Several technological breakthroughs have allowed Ophthalmologists to assess optical quality more objectively. Perhaps the most promising such technologies have been digital corneal topography and wavefront aberrometry. Although wavefront technology has been used by astronomers for decades in order to reduce higher order aberrations induced by the earth’s atmosphere, it has been introduced into clinical eye care relatively recently. Wavefront aberrometry measures aberrations over the entire eye, in that it takes into account not only spherocylindrical refractive error, but also spherical aberration, trefoil, coma, secondary astigmatism, and several other “higher order” aberrations described by Zernike polynomials. Such higher order aberrations are thought to contribute to over 20% of the total number of aberrations in a normal eye, and may contribute to a much greater percentage of aberrations in eyes with diseases such as keratoconus or those that have undergone previous surgery. New customized refractive ablation systems take into account many of these higher order aberrations, and there are some data to support the view that such customized ablation systems perform exceedingly well for many patients.

However, the currently available measurement of Zernike polynomials may not be the ultimate method of describing the optical quality of the eye. There is evidence to suggest that repeating higher order aberrations measurements leads to measurement variability per patient, even in the short run. Also, for customized ablation, only aberrations in the cornea are treated. As refractive surgery techniques advance, it will be more and more important to differentiate aberrations induced by the cornea from those induced by the crystalline lens.

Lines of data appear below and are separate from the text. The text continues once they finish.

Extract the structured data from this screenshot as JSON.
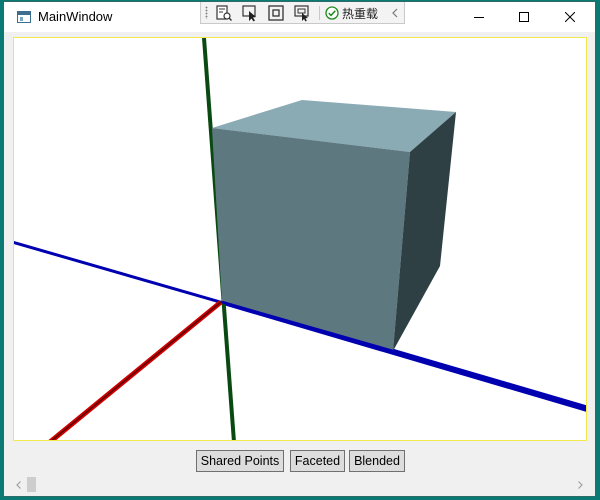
{
  "window": {
    "title": "MainWindow",
    "controls": {
      "minimize": "minimize-icon",
      "maximize": "maximize-icon",
      "close": "close-icon"
    }
  },
  "devtools": {
    "icons": [
      "live-visual-tree-icon",
      "select-element-icon",
      "display-layout-adorners-icon",
      "track-focus-icon"
    ],
    "hot_reload_label": "热重载",
    "hot_reload_status": "ok",
    "collapse_icon": "chevron-left-icon"
  },
  "scene": {
    "axes": [
      {
        "name": "x-axis",
        "color": "#d00000"
      },
      {
        "name": "y-axis",
        "color": "#0a4a12"
      },
      {
        "name": "z-axis",
        "color": "#0000b0"
      }
    ],
    "cube": {
      "top_color": "#8aaab4",
      "front_color": "#5e7880",
      "side_color": "#2e4044"
    }
  },
  "buttons": {
    "shared_points": "Shared Points",
    "faceted": "Faceted",
    "blended": "Blended"
  },
  "colors": {
    "desktop": "#0b7a75",
    "viewport_border": "#f2ea4a"
  }
}
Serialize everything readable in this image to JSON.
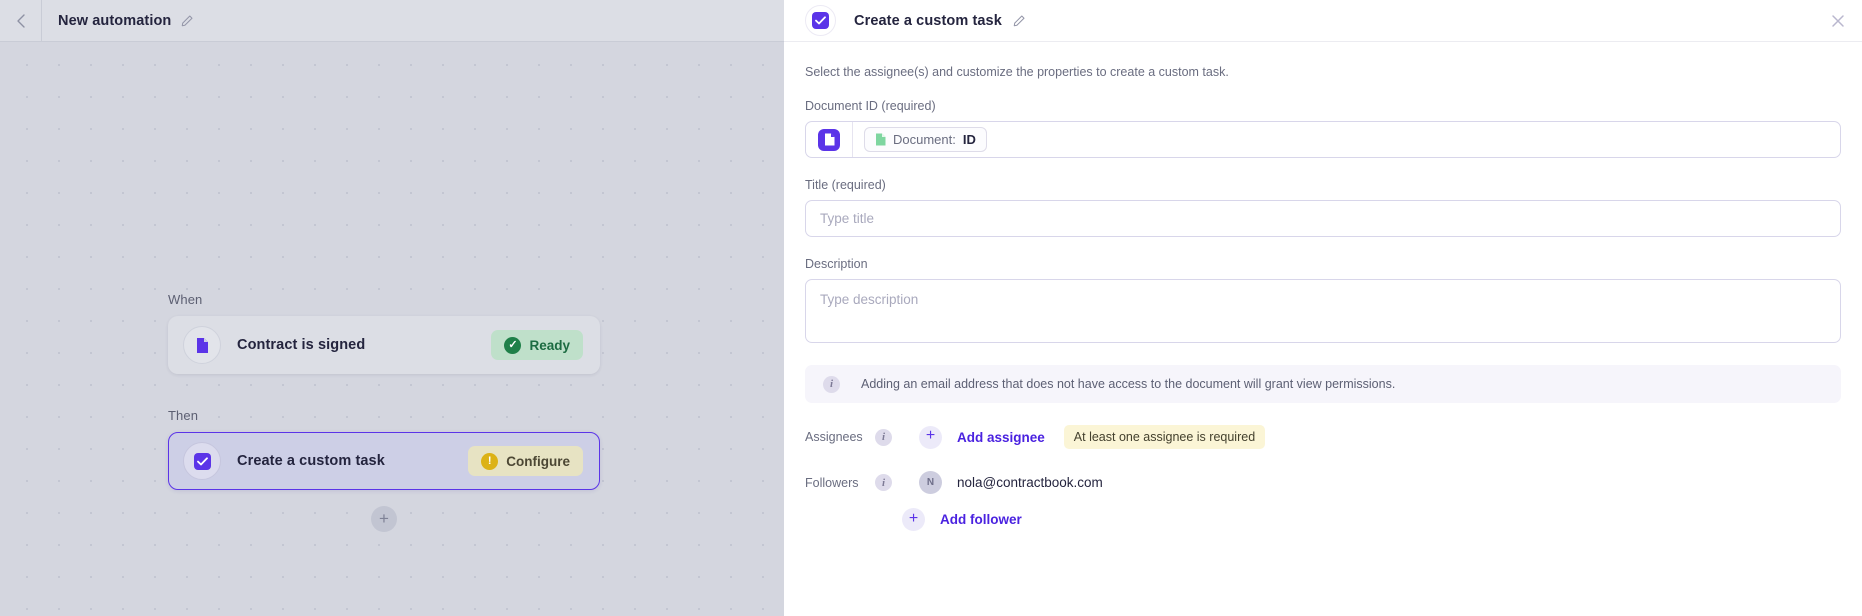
{
  "left": {
    "topbar": {
      "back_icon": "chevron-left-icon",
      "title": "New automation",
      "edit_icon": "pencil-icon"
    },
    "flow": {
      "when_label": "When",
      "then_label": "Then",
      "trigger": {
        "icon": "document-icon",
        "label": "Contract is signed",
        "status": "Ready",
        "status_icon": "check-circle-icon"
      },
      "action": {
        "icon": "checkbox-icon",
        "label": "Create a custom task",
        "status": "Configure",
        "status_icon": "alert-circle-icon"
      },
      "add_step_icon": "plus-icon"
    }
  },
  "panel": {
    "header": {
      "avatar_icon": "checkbox-icon",
      "title": "Create a custom task",
      "edit_icon": "pencil-icon",
      "close_icon": "close-icon"
    },
    "intro": "Select the assignee(s) and customize the properties to create a custom task.",
    "document_id": {
      "label": "Document ID (required)",
      "prefix_icon": "document-icon",
      "token_icon": "document-icon",
      "token_key": "Document:",
      "token_value": "ID"
    },
    "title_field": {
      "label": "Title (required)",
      "value": "",
      "placeholder": "Type title"
    },
    "description_field": {
      "label": "Description",
      "value": "",
      "placeholder": "Type description"
    },
    "info_banner": {
      "icon": "info-icon",
      "text": "Adding an email address that does not have access to the document will grant view permissions."
    },
    "assignees": {
      "label": "Assignees",
      "info_icon": "info-icon",
      "add_icon": "plus-icon",
      "add_label": "Add assignee",
      "warning": "At least one assignee is required"
    },
    "followers": {
      "label": "Followers",
      "info_icon": "info-icon",
      "person_initial": "N",
      "person_email": "nola@contractbook.com",
      "add_icon": "plus-icon",
      "add_label": "Add follower"
    }
  },
  "colors": {
    "accent": "#5b34e8",
    "link": "#4a22e0",
    "ready_bg": "#bfe0ca",
    "ready_fg": "#1c6b41",
    "configure_bg": "#e7e3c3",
    "warning_bg": "#fbf5d6",
    "canvas_bg": "#d4d6df"
  }
}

A variety of aberrometry techniques are available in the clinic, including those that use Hartmann-Shack, Tscherning and ray tracing systems. A relatively new development in measuring the eye’s optical function uses a “double pass” technique that is somewhat different than traditional aberrometry techniques. The OQAS (Optical Quality Analysis System) from Visiometrics is currently the only available "next generation" aberromter. The double pass instrument images and analyzes the size and shape of a singular light spot that enters the eye and is reflected from the retina. As such, the light passes twice through the media of the eye. The double pass technique may become particularly useful in measuring the aberrations in eyes with highly aberrated corneas, post surgical eyes, or eyes that have irregular astigmatism. Traditional aberrometers provide excellent information on “virgin” corneas, but there is some evidence to suggest that the data generated by the double pass technique has higher correlation with specific subjective complaints following refractive surgery. One reason may be that double pass systems capture the effect of scatter while abberometers fail to do so. Because double pass systems take into account the effects of scatter, in the future they could be used to grade visual disability due to cataract.

Additional research comparing traditional aberrometry and double pass instruments will help further characterize the shortcomings and benefits of each system. However, it is clear that emerging technologies continue to improve assessment of the eye’s optical quality more objectively.